量を減らし質を高める
ドイツの人口は2002年をピークにゆるやかに減少傾向にあり、すでに長期にわたり大幅な人口減少に悩まされている都市も多く存在する。人口は都市内でも特に人気のない地区から減っていくが、その不人気地域のひとつが都市郊外につくられた住宅団地だ。特に、旧東独地域においては、「プラッテンバウ」と呼ばれる画一的なプレハブ構造(プレート建築)で建設された大規模住宅団地の老朽化と空洞化が大きな問題となっている。
フランクフルト・アン・デア・オーダー市は、ベルリンから鉄道で約1時間、ポーランドと国境を接する人口約6万の都市。ドイツを代表する大都市のひとつであるフランクフルト・アム・マイン市(通称フランクフルト)とは別のまちだ。
フランクフルト・オーダー市は、1990年には約8万6000だった人口が2010年には約6万と、20年で約30%減少した。市内でも特に人口減少が著しいのは1970年代後半に建設された大規模住宅団地のノイベレジンヒェン地区。この地区の人口はピーク時には約2万4000人だったが、現在はわずか6000人。老朽化に伴う管理修繕費と空き家の増加や失業者・外国人などの流入増加による治安悪化など、多くの問題を抱えている。
そこで、市では、団地の規模を適正なものとし、さらなる住民の流出を抑制するため、連邦政府の補助金などを活用した都市の再構築(都市改造)を行っている。この事業の特徴は、建て替えではなく計画的な取り壊しとリニューアルに重点を置いている点だ。住民にはリニューアルした住棟・住戸に移ってもらい、建物の跡地は緑化するなどして、居住環境の向上と総戸数の削減を進めている。

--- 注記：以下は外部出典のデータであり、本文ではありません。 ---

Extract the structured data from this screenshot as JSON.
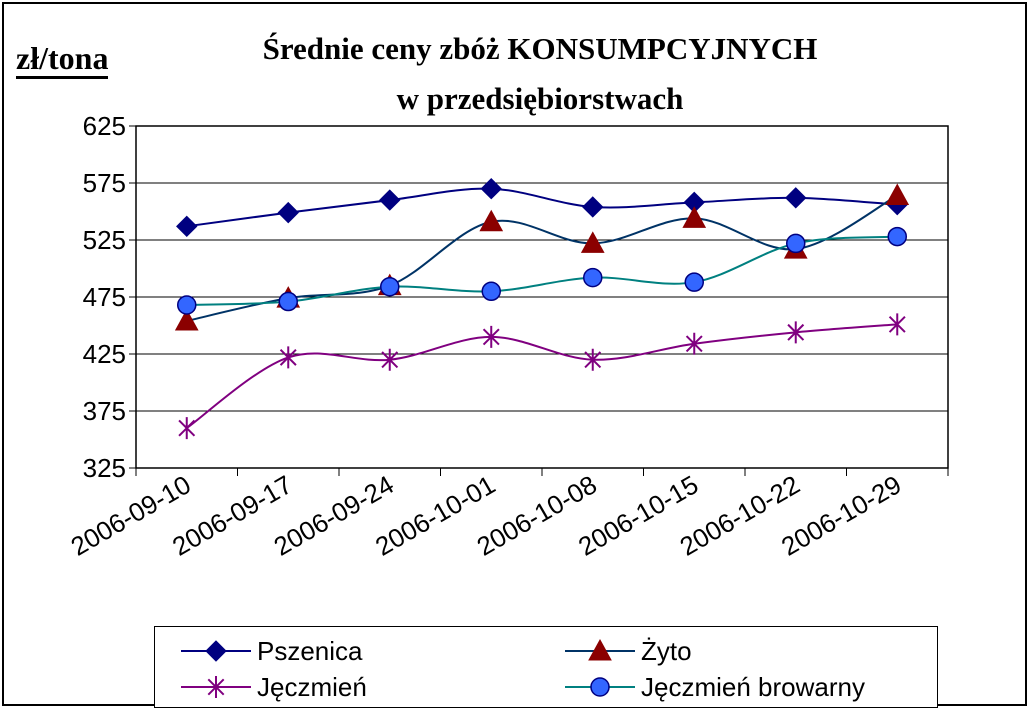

このような事業は旧東独地域各地で行われている。その先行事例ともいえるのが、ライネフェルデ=ヴォアビス市(人口約2万)南部にある住宅団地。ここでは、取り壊しや減築(部分的な取り壊し)を行った上で、内外装の大幅なリニューアルを施している。また、既存住宅団地の縮減とあわせて、隣接する地域に新たに戸建て住宅団地を建設するなど、「量」から「質」への転換が図られている。
インフラも適正規模に
旧西独地域においても、郊外住宅団地の再生は大きな課題だ。ルール地方に位置するドルステン市のバルケンベアク地区は当初6万人の入居を想定して計画された住宅団地だが、その後3万人規模の計画に縮小され、現在は約8000人が暮らす。団地内の商店街は空き店舗が連なり、ほとんど人の気配がない。ここでも、住戸数の削減とリニューアルがあわせて行われている。また、団地内の周回道路は当初の計画に基づき4車線(片側2車線)で整備されたが、これを2車線に減らし、使用しなくなった部分の緑化も進められている。除却・再整備費がかかるが、使わなくなった土地・建物をそのまま放置しないことが重要だ。 しかし、通常の開発行為と異なりこれらの事業費を回収することは難しい。連邦・州レベルでの支援が不可欠だ。